Die jüngste Präsentation dessen stammt von der Begegnung gegen Osnabrück. Da startete Union in der Tat ziemlich verträumt und verzettelte sich gerade im Spiel nach vorne allzu oft. Logische Folge des konfusen Auftritts war die 2:0-Führung der Gäste zu Beginn der zweiten Halbzeit. Erst danach drängten die Berliner wirklich auf einen eigenen Treffer und trugen nun auch ansehnliche Angriffe vor. „Auf einmal ging alles, was vorher nicht gegangen war“, wie Mattuschka sagte. Nicht mal zwei Minuten brauchte seine Mannschaft, um auszugleichen, nicht mal zehn, um schließlich sogar in Führung zu gehen.

Es ist schon ein seltsames Phänomen, für das der 1. FC Union der Saison 2010/2011 steht; man könnte geradezu von einer Art fußballerischem Masochismus sprechen, den der Klub zelebriert. Warum er sich oft vom Gegner quälen und damit animieren lässt, können sich die Beteiligten selbst nicht recht erklären. Nur ablesen können sie daraus so einiges. „Wir sind nicht umsonst die Mannschaft, die nach Rückständen noch die meisten Spiele gewinnt“, sagt zum Beispiel Trainer Uwe Neuhaus. „Das spricht für viel Kampfgeist.“ Auch der Kapitän hat eine „tolle Moral“ seines Teams festgestellt, und dass man „darauf aufbauen kann“.
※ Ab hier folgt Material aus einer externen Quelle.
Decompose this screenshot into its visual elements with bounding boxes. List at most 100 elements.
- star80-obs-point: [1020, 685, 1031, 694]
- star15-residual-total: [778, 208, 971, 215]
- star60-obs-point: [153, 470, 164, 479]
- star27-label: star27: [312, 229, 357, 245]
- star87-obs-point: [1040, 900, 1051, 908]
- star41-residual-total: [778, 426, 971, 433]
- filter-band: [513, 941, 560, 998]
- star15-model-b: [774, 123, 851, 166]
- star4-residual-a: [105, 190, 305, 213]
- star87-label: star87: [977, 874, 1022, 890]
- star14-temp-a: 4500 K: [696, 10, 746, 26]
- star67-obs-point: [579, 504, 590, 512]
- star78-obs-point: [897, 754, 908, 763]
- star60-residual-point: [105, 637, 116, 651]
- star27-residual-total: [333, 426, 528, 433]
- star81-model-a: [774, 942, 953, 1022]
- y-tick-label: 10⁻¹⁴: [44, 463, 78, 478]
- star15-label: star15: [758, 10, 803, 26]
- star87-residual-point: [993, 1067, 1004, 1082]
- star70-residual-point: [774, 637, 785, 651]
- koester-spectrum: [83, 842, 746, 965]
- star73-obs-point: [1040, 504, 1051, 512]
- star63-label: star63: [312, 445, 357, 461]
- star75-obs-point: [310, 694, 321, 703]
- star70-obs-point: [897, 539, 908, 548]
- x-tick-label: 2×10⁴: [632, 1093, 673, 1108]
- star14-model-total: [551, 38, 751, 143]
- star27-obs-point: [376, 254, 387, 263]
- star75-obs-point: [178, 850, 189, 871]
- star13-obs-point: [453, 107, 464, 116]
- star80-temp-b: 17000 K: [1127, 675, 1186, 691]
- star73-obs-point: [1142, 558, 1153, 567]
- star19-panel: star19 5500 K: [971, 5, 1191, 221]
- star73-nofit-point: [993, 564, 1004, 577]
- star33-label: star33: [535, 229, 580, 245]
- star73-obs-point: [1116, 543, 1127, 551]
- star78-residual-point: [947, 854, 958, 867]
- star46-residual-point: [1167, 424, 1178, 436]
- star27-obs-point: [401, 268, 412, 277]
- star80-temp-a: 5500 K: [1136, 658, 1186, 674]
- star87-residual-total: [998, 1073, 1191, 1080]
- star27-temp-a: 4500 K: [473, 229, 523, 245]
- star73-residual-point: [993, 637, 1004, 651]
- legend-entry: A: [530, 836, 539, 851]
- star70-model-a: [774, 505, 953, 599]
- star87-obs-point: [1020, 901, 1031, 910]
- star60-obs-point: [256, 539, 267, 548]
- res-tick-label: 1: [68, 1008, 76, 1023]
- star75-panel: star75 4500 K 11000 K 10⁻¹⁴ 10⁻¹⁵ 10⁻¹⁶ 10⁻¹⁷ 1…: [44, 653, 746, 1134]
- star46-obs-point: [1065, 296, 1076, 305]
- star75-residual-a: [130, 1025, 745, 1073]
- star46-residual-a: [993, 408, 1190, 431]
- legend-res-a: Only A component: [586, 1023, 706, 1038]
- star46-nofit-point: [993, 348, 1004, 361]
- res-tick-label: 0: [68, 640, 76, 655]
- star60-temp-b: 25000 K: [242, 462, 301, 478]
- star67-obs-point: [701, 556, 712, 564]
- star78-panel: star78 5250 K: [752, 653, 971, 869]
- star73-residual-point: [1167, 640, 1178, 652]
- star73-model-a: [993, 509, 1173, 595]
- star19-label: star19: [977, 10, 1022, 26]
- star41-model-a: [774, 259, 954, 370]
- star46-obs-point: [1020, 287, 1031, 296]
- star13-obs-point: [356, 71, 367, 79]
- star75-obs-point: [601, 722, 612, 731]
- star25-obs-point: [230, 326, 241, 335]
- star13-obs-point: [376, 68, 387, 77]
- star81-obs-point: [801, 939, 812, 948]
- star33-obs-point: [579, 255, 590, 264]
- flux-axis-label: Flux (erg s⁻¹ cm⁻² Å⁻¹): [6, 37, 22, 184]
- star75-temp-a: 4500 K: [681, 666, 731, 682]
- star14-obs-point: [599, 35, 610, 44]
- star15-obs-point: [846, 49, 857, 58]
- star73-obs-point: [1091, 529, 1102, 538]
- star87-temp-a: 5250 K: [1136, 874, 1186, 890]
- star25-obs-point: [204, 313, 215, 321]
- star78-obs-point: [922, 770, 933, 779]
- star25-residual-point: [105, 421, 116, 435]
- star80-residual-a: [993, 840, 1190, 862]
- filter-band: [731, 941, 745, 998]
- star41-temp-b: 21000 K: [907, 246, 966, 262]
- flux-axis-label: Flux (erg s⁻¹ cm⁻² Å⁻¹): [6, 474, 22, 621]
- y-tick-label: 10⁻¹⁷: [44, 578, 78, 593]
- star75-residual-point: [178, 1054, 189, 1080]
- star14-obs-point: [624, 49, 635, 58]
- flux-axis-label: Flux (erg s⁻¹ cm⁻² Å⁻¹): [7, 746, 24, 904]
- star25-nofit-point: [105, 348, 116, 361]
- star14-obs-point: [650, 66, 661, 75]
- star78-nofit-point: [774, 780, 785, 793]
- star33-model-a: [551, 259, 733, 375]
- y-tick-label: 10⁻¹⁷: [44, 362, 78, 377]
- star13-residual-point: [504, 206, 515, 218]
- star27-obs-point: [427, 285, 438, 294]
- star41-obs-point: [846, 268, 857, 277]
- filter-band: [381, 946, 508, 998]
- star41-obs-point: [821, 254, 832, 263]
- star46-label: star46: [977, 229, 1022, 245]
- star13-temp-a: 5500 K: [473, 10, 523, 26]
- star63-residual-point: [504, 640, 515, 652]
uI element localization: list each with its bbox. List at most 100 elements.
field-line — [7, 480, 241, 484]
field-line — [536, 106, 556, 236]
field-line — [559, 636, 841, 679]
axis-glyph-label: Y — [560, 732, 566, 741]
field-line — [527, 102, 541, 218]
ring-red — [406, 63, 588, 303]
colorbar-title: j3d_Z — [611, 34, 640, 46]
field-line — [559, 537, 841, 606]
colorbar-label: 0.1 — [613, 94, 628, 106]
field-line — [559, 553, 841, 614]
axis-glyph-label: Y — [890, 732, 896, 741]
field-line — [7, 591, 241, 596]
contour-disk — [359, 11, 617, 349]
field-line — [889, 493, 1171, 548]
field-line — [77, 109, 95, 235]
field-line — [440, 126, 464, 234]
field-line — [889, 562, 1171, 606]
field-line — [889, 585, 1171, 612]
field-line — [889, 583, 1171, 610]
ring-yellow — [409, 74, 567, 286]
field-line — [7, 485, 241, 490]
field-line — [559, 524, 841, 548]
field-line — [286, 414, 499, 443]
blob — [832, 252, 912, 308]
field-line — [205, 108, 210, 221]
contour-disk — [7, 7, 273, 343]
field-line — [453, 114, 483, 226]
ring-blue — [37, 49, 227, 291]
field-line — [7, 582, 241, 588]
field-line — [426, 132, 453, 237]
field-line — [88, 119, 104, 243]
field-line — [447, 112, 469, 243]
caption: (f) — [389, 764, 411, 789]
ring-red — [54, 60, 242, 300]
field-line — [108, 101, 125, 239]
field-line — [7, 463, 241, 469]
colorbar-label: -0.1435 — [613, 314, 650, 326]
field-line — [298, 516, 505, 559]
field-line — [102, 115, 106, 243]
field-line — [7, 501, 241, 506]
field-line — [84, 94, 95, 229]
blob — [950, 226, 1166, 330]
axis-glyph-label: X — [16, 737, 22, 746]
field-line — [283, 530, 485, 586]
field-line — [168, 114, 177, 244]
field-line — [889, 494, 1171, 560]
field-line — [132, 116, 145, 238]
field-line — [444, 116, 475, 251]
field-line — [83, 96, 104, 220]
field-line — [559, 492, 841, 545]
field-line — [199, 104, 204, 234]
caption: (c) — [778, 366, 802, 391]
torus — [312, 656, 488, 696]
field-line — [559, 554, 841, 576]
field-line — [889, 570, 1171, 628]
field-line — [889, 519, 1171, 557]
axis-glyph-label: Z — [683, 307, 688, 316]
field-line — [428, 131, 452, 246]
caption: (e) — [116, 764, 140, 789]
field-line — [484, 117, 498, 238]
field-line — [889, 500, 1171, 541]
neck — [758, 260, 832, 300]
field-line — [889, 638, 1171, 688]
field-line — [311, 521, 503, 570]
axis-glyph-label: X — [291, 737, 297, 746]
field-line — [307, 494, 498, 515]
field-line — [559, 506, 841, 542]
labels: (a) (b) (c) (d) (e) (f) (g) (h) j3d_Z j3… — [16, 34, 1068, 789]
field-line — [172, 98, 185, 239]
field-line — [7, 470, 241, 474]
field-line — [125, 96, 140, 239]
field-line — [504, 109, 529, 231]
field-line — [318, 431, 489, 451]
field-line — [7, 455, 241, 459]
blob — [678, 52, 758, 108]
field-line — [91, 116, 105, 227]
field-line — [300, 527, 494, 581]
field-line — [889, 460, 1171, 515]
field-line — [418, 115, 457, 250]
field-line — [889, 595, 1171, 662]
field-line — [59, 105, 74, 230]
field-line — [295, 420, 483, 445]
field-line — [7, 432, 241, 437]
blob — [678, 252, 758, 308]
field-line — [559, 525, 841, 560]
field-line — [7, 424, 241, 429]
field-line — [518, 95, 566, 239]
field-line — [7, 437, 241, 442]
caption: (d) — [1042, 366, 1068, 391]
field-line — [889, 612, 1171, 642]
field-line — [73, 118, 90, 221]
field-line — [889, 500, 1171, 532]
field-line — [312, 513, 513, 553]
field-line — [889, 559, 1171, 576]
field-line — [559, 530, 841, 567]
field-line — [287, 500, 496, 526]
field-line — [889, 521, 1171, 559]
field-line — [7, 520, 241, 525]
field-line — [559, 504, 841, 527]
Verlassen jedoch sollten sich die Köpenicker auf ihre Comeback-Qualitäten nicht. Eine derartige Energieleistung ist nicht in jeder Partie möglich, und nicht jeder Gegner wird sie auch zulassen, wie Union beispielsweise bei der 0:2-Niederlage gegen Paderborn vor zwei Wochen erfahren musste. Manchmal allerdings stehen sich die Unioner bei ihrer Aufholjagd auch selbst im Weg. So wie am Freitag, als Mattuschka nur noch einen Elfmeter hätte verwandeln müssen, um Mannschaft und Fans ins ganz große Glück zu schießen. Stattdessen aber entwickelte sich der Mittelfeldspieler vor gut 14 000 Zuschauern zum tragischen Helden, weil er den Ball über die Querlatte schlug. Sein Fazit darf deshalb nur bedingt verwundern. Auf die ganze Dramatik könne er künftig gerne verzichten, sagte Torsten Mattuschka. Und verschwand kopfschüttelnd in die Kabine.